Gaslighting—that’s the word people use. And in that moment, I finally understood how dangerous it is. Because when someone you love tells you that what you saw with your own eyes isn’t real, it makes you question yourself in the cruelest way. I wanted to believe him, I wanted to trust his words more than I trusted my own instincts. But deep down, a stubborn truth pulsed in me: I knew what I saw. And I knew how it made me feel.
It wasn’t about the women he looked at. It wasn’t about their beauty, their curves, their youth. It was about me, sitting right there, carrying his child, aching in ways he could never fully understand, and feeling invisible in his presence. It was about respect—or rather, the lack of it. If all men look, then fine, let them look. But a man who loves his woman should know when to turn his gaze back, when to remember who is sitting beside him, when to protect her heart instead of piercing it.
That night, I cried alone. Not loud, messy sobs, but quiet tears that slipped silently down my face while he slept peacefully next to me. The kind of tears that come from a place of exhaustion rather than rage. Because it wasn’t just about his eyes anymore—it was about the way he tried to make me doubt myself, the way he brushed off my pain like it was inconvenient noise.

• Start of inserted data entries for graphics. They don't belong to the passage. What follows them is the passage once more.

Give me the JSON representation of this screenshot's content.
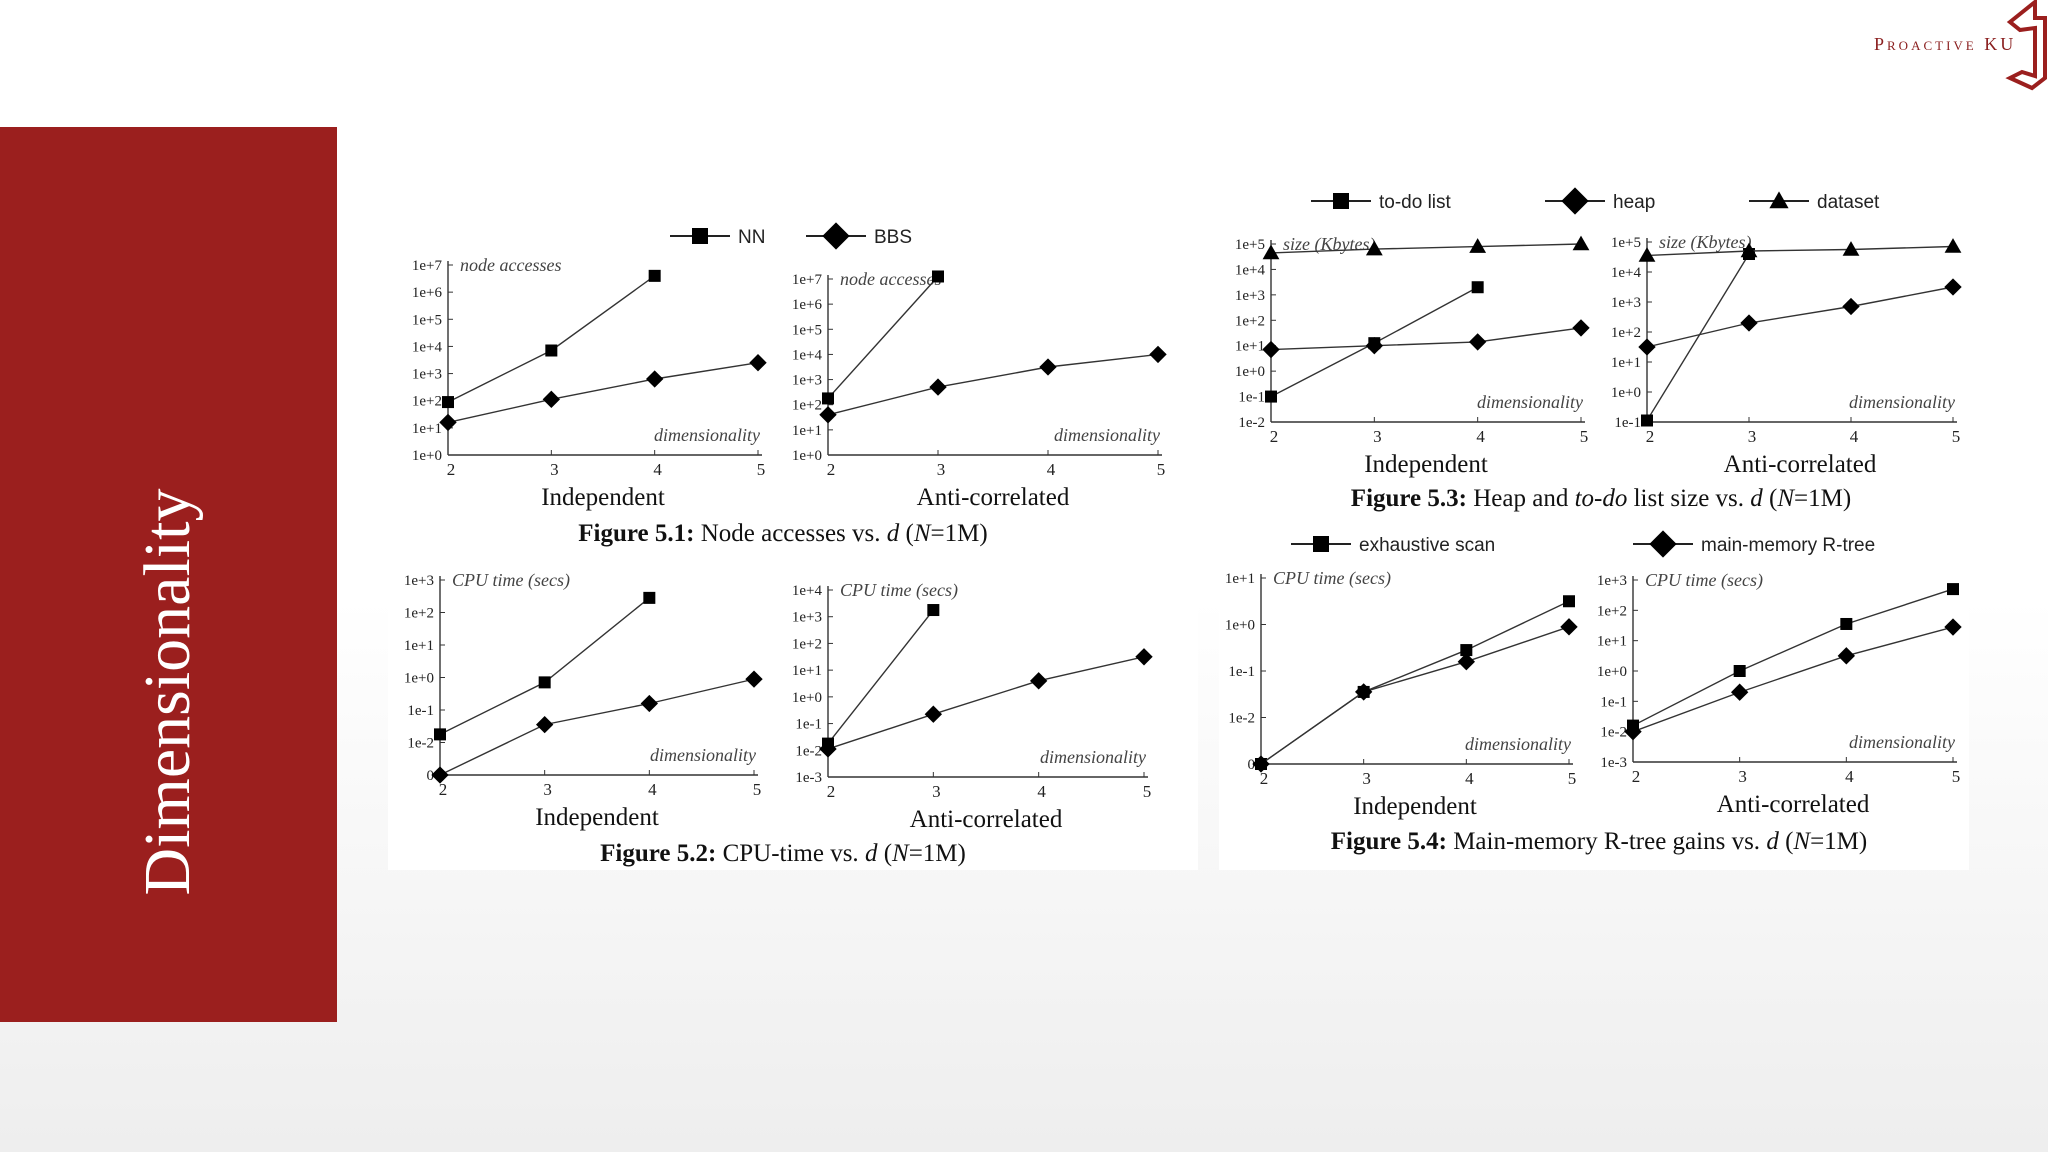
{
  "slide": {
    "title": "Dimensionality",
    "logo_text": "Proactive KU",
    "accent_color": "#9b1f1e"
  },
  "figures": [
    {
      "id": "fig51",
      "caption_bold": "Figure 5.1:",
      "caption_pre": " Node accesses vs. ",
      "caption_var": "d",
      "caption_post_pre": " (",
      "caption_n": "N",
      "caption_post": "=1M)",
      "legend": [
        {
          "label": "NN",
          "marker": "square"
        },
        {
          "label": "BBS",
          "marker": "diamond"
        }
      ]
    },
    {
      "id": "fig52",
      "caption_bold": "Figure 5.2:",
      "caption_pre": " CPU-time vs. ",
      "caption_var": "d",
      "caption_post_pre": " (",
      "caption_n": "N",
      "caption_post": "=1M)",
      "legend": []
    },
    {
      "id": "fig53",
      "caption_bold": "Figure 5.3:",
      "caption_pre": " Heap and ",
      "caption_italic_mid": "to-do",
      "caption_pre2": " list size vs. ",
      "caption_var": "d",
      "caption_post_pre": " (",
      "caption_n": "N",
      "caption_post": "=1M)",
      "legend": [
        {
          "label": "to-do list",
          "marker": "square"
        },
        {
          "label": "heap",
          "marker": "diamond"
        },
        {
          "label": "dataset",
          "marker": "triangle"
        }
      ]
    },
    {
      "id": "fig54",
      "caption_bold": "Figure 5.4:",
      "caption_pre": " Main-memory R-tree gains vs. ",
      "caption_var": "d",
      "caption_post_pre": " (",
      "caption_n": "N",
      "caption_post": "=1M)",
      "legend": [
        {
          "label": "exhaustive scan",
          "marker": "square"
        },
        {
          "label": "main-memory R-tree",
          "marker": "diamond"
        }
      ]
    }
  ],
  "chart_data": [
    {
      "type": "line",
      "figure": "fig51",
      "subtitle": "Independent",
      "ylabel": "node accesses",
      "xlabel": "dimensionality",
      "x": [
        2,
        3,
        4,
        5
      ],
      "log_y": true,
      "yticks": [
        "1e+0",
        "1e+1",
        "1e+2",
        "1e+3",
        "1e+4",
        "1e+5",
        "1e+6",
        "1e+7"
      ],
      "ylim": [
        0,
        7
      ],
      "series": [
        {
          "name": "NN",
          "marker": "square",
          "x": [
            2,
            3,
            4
          ],
          "log10_values": [
            1.95,
            3.85,
            6.6
          ]
        },
        {
          "name": "BBS",
          "marker": "diamond",
          "x": [
            2,
            3,
            4,
            5
          ],
          "log10_values": [
            1.2,
            2.05,
            2.8,
            3.4
          ]
        }
      ]
    },
    {
      "type": "line",
      "figure": "fig51",
      "subtitle": "Anti-correlated",
      "ylabel": "node accesses",
      "xlabel": "dimensionality",
      "x": [
        2,
        3,
        4,
        5
      ],
      "log_y": true,
      "yticks": [
        "1e+0",
        "1e+1",
        "1e+2",
        "1e+3",
        "1e+4",
        "1e+5",
        "1e+6",
        "1e+7"
      ],
      "ylim": [
        0,
        7
      ],
      "series": [
        {
          "name": "NN",
          "marker": "square",
          "x": [
            2,
            3
          ],
          "log10_values": [
            2.25,
            7.1
          ]
        },
        {
          "name": "BBS",
          "marker": "diamond",
          "x": [
            2,
            3,
            4,
            5
          ],
          "log10_values": [
            1.6,
            2.7,
            3.5,
            4.0
          ]
        }
      ]
    },
    {
      "type": "line",
      "figure": "fig52",
      "subtitle": "Independent",
      "ylabel": "CPU time (secs)",
      "xlabel": "dimensionality",
      "x": [
        2,
        3,
        4,
        5
      ],
      "log_y": true,
      "yticks": [
        "0",
        "1e-2",
        "1e-1",
        "1e+0",
        "1e+1",
        "1e+2",
        "1e+3"
      ],
      "ylim": [
        0,
        6
      ],
      "series": [
        {
          "name": "NN",
          "marker": "square",
          "x": [
            2,
            3,
            4
          ],
          "log10_values": [
            1.25,
            2.85,
            5.45
          ]
        },
        {
          "name": "BBS",
          "marker": "diamond",
          "x": [
            2,
            3,
            4,
            5
          ],
          "log10_values": [
            0.0,
            1.55,
            2.2,
            2.95
          ]
        }
      ]
    },
    {
      "type": "line",
      "figure": "fig52",
      "subtitle": "Anti-correlated",
      "ylabel": "CPU time (secs)",
      "xlabel": "dimensionality",
      "x": [
        2,
        3,
        4,
        5
      ],
      "log_y": true,
      "yticks": [
        "1e-3",
        "1e-2",
        "1e-1",
        "1e+0",
        "1e+1",
        "1e+2",
        "1e+3",
        "1e+4"
      ],
      "ylim": [
        0,
        7
      ],
      "series": [
        {
          "name": "NN",
          "marker": "square",
          "x": [
            2,
            3
          ],
          "log10_values": [
            1.25,
            6.25
          ]
        },
        {
          "name": "BBS",
          "marker": "diamond",
          "x": [
            2,
            3,
            4,
            5
          ],
          "log10_values": [
            1.05,
            2.35,
            3.6,
            4.5
          ]
        }
      ]
    },
    {
      "type": "line",
      "figure": "fig53",
      "subtitle": "Independent",
      "ylabel": "size (Kbytes)",
      "xlabel": "dimensionality",
      "x": [
        2,
        3,
        4,
        5
      ],
      "log_y": true,
      "yticks": [
        "1e-2",
        "1e-1",
        "1e+0",
        "1e+1",
        "1e+2",
        "1e+3",
        "1e+4",
        "1e+5"
      ],
      "ylim": [
        0,
        7
      ],
      "series": [
        {
          "name": "to-do list",
          "marker": "square",
          "x": [
            2,
            3,
            4
          ],
          "log10_values": [
            1.0,
            3.1,
            5.3
          ]
        },
        {
          "name": "heap",
          "marker": "diamond",
          "x": [
            2,
            3,
            4,
            5
          ],
          "log10_values": [
            2.85,
            3.0,
            3.15,
            3.7
          ]
        },
        {
          "name": "dataset",
          "marker": "triangle",
          "x": [
            2,
            3,
            4,
            5
          ],
          "log10_values": [
            6.65,
            6.8,
            6.9,
            7.0
          ]
        }
      ]
    },
    {
      "type": "line",
      "figure": "fig53",
      "subtitle": "Anti-correlated",
      "ylabel": "size (Kbytes)",
      "xlabel": "dimensionality",
      "x": [
        2,
        3,
        4,
        5
      ],
      "log_y": true,
      "yticks": [
        "1e-1",
        "1e+0",
        "1e+1",
        "1e+2",
        "1e+3",
        "1e+4",
        "1e+5"
      ],
      "ylim": [
        0,
        6
      ],
      "series": [
        {
          "name": "to-do list",
          "marker": "square",
          "x": [
            2,
            3
          ],
          "log10_values": [
            0.05,
            5.6
          ]
        },
        {
          "name": "heap",
          "marker": "diamond",
          "x": [
            2,
            3,
            4,
            5
          ],
          "log10_values": [
            2.5,
            3.3,
            3.85,
            4.5
          ]
        },
        {
          "name": "dataset",
          "marker": "triangle",
          "x": [
            2,
            3,
            4,
            5
          ],
          "log10_values": [
            5.55,
            5.7,
            5.75,
            5.85
          ]
        }
      ]
    },
    {
      "type": "line",
      "figure": "fig54",
      "subtitle": "Independent",
      "ylabel": "CPU time (secs)",
      "xlabel": "dimensionality",
      "x": [
        2,
        3,
        4,
        5
      ],
      "log_y": true,
      "yticks": [
        "0",
        "1e-2",
        "1e-1",
        "1e+0",
        "1e+1"
      ],
      "ylim": [
        0,
        4
      ],
      "series": [
        {
          "name": "exhaustive scan",
          "marker": "square",
          "x": [
            2,
            3,
            4,
            5
          ],
          "log10_values": [
            0.0,
            1.55,
            2.45,
            3.5
          ]
        },
        {
          "name": "main-memory R-tree",
          "marker": "diamond",
          "x": [
            2,
            3,
            4,
            5
          ],
          "log10_values": [
            0.0,
            1.55,
            2.2,
            2.95
          ]
        }
      ]
    },
    {
      "type": "line",
      "figure": "fig54",
      "subtitle": "Anti-correlated",
      "ylabel": "CPU time (secs)",
      "xlabel": "dimensionality",
      "x": [
        2,
        3,
        4,
        5
      ],
      "log_y": true,
      "yticks": [
        "1e-3",
        "1e-2",
        "1e-1",
        "1e+0",
        "1e+1",
        "1e+2",
        "1e+3"
      ],
      "ylim": [
        0,
        6
      ],
      "series": [
        {
          "name": "exhaustive scan",
          "marker": "square",
          "x": [
            2,
            3,
            4,
            5
          ],
          "log10_values": [
            1.2,
            3.0,
            4.55,
            5.7
          ]
        },
        {
          "name": "main-memory R-tree",
          "marker": "diamond",
          "x": [
            2,
            3,
            4,
            5
          ],
          "log10_values": [
            1.0,
            2.3,
            3.5,
            4.45
          ]
        }
      ]
    }
  ]
}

As the days passed, I realized something. I could no longer excuse it as “just looking.” It had become a wound in our relationship, one he refused to acknowledge. And maybe, just maybe, the bigger wound was the way he made me feel like a stranger to my own emotions. He wanted me to believe I was crazy, when all I was asking for was respect.
And so I decided: I would no longer apologize for what I saw. I would no longer shrink myself into silence to keep him comfortable. I was carrying life inside me, and with it, a new strength I hadn’t known before. My self-confidence might be bruised, but my vision was clear. And if he couldn’t see me—truly see me—then one day, I would have to decide whether his presence was worth my invisibility.
Because I may be pregnant, insecure at times, unsure of my body’s changes—but I am not blind. And I deserve a love that looks back at me, even when the whole world walks by.